O projeto voltou ao centro das atenções após ser incluído na pauta do Senado, mas, em meio a divergências e polêmicas, a votação no Plenário foi novamente adiada. A incerteza sobre quando ela acontecerá só aumenta as especulações sobre o futuro dos jogos no país.

Por que o debate voltou agora?

O presidente do Senado, Davi Alcolumbre (União Brasil-AP), justificou a retirada da proposta da pauta alegando baixo quórum e forte divisão entre os parlamentares. “Há divergência clara sobre o tema e pedidos para que mais senadores participem da votação”, declarou.

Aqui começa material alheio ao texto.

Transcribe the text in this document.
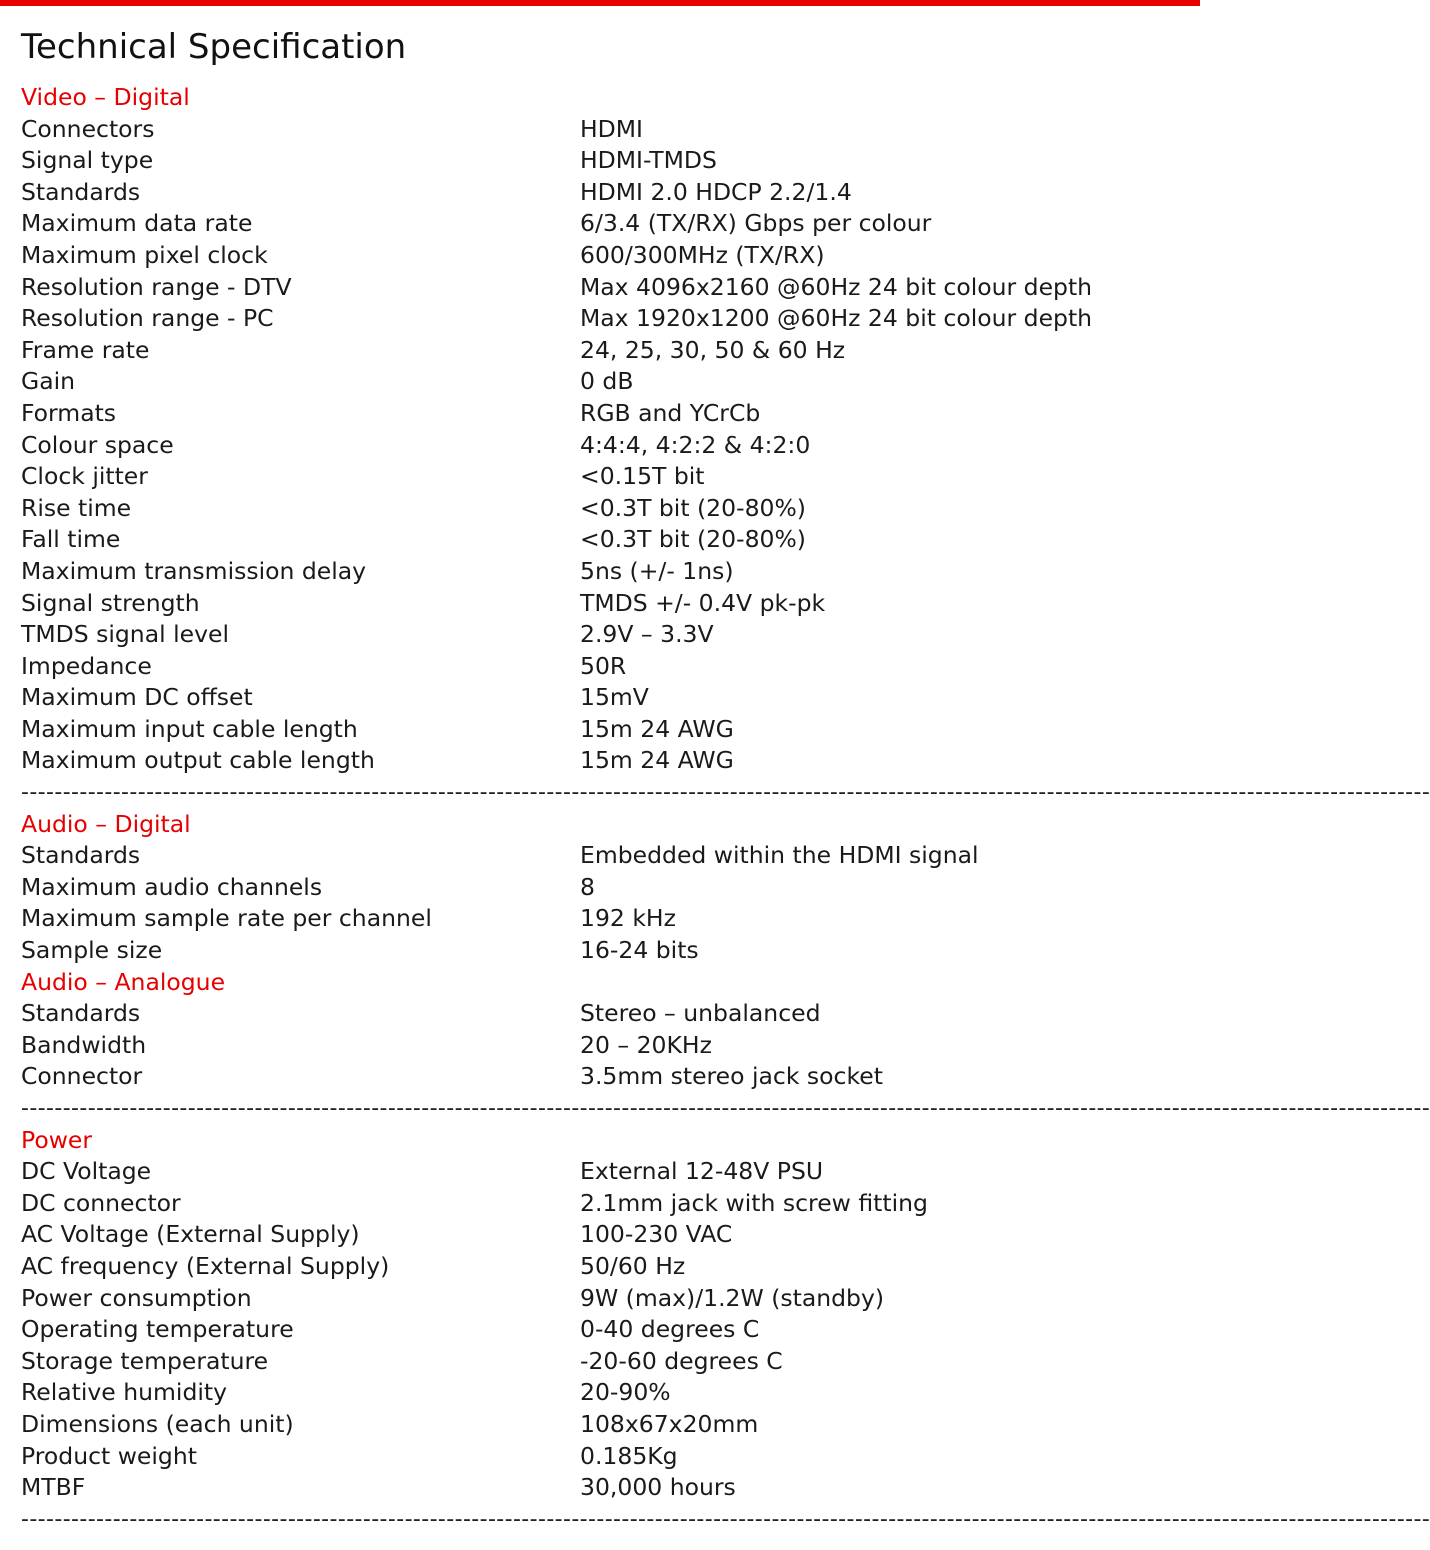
Technical Specification
Video – Digital
Connectors	HDMI
Signal type	HDMI-TMDS
Standards	HDMI 2.0 HDCP 2.2/1.4
Maximum data rate	6/3.4 (TX/RX) Gbps per colour
Maximum pixel clock	600/300MHz (TX/RX)
Resolution range - DTV	Max 4096x2160 @60Hz 24 bit colour depth
Resolution range - PC	Max 1920x1200 @60Hz 24 bit colour depth
Frame rate	24, 25, 30, 50 & 60 Hz
Gain	0 dB
Formats	RGB and YCrCb
Colour space	4:4:4, 4:2:2 & 4:2:0
Clock jitter	<0.15T bit
Rise time	<0.3T bit (20-80%)
Fall time	<0.3T bit (20-80%)
Maximum transmission delay	5ns (+/- 1ns)
Signal strength	TMDS +/- 0.4V pk-pk
TMDS signal level	2.9V – 3.3V
Impedance	50R
Maximum DC offset	15mV
Maximum input cable length	15m 24 AWG
Maximum output cable length	15m 24 AWG
-------------------------------------------------------------------------------------------------------------------------------------------------------------------------
Audio – Digital
Standards	Embedded within the HDMI signal
Maximum audio channels	8
Maximum sample rate per channel	192 kHz
Sample size	16-24 bits
Audio – Analogue
Standards	Stereo – unbalanced
Bandwidth	20 – 20KHz
Connector	3.5mm stereo jack socket
-------------------------------------------------------------------------------------------------------------------------------------------------------------------------
Power
DC Voltage	External 12-48V PSU
DC connector	2.1mm jack with screw fitting
AC Voltage (External Supply)	100-230 VAC
AC frequency (External Supply)	50/60 Hz
Power consumption	9W (max)/1.2W (standby)
Operating temperature	0-40 degrees C
Storage temperature	-20-60 degrees C
Relative humidity	20-90%
Dimensions (each unit)	108x67x20mm
Product weight	0.185Kg
MTBF	30,000 hours
-------------------------------------------------------------------------------------------------------------------------------------------------------------------------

Apesar do adiamento, a pressão para votar é grande. A legalização de jogos de azar volta e meia ressurge no Congresso, mas ganhou força nos últimos anos por causa do avanço dos jogos online. Afinal, desde 2018 as apostas esportivas foram autorizadas, e, em 2023, durante o governo de Luiz Inácio Lula da Silva (PT), foram regulamentadas por meio da chamada Lei das Bets, que também trouxe a modalidade online de cassinos legalizados no brasil.

Se o ambiente virtual já está regulamentado, por que não os jogos presenciais? É essa a lógica defendida por quem apoia o projeto. O argumento é simples: não faz sentido manter cassinos virtuais funcionando legalmente enquanto cassinos físicos permanecem proibidos, perdendo oportunidades de arrecadação e empregos.

O que prevê o projeto?

O texto em discussão no Senado autoriza a construção de cassinos físicos, mas com regras rígidas. Eles só poderiam operar em polos turísticos ou complexos integrados a resorts e hotéis de luxo. A ideia é atrair turistas e movimentar a economia local, especialmente em destinos estratégicos.

Os limites também chamam atenção: cada Estado poderia ter apenas um cassino, com exceções para São Paulo (até três), Minas Gerais, Rio de Janeiro, Amazonas e Pará (até dois cada). Também haveria regras para cassinos em navios fluviais e marítimos.

E não para por aí. O projeto inclui a legalização de bingos – tanto os tradicionais, com cartela, quanto os eletrônicos – e prevê uma casa para cada município. Cidades maiores poderiam ter mais estabelecimentos, seguindo a proporção de um para cada 150 mil habitantes.

Outro ponto polêmico é a legalização do jogo do bicho, prática enraizada na cultura popular, mas que hoje é contravenção penal. Pelo texto, empresas credenciadas poderiam explorar essa atividade, com limites proporcionais à população de cada Estado.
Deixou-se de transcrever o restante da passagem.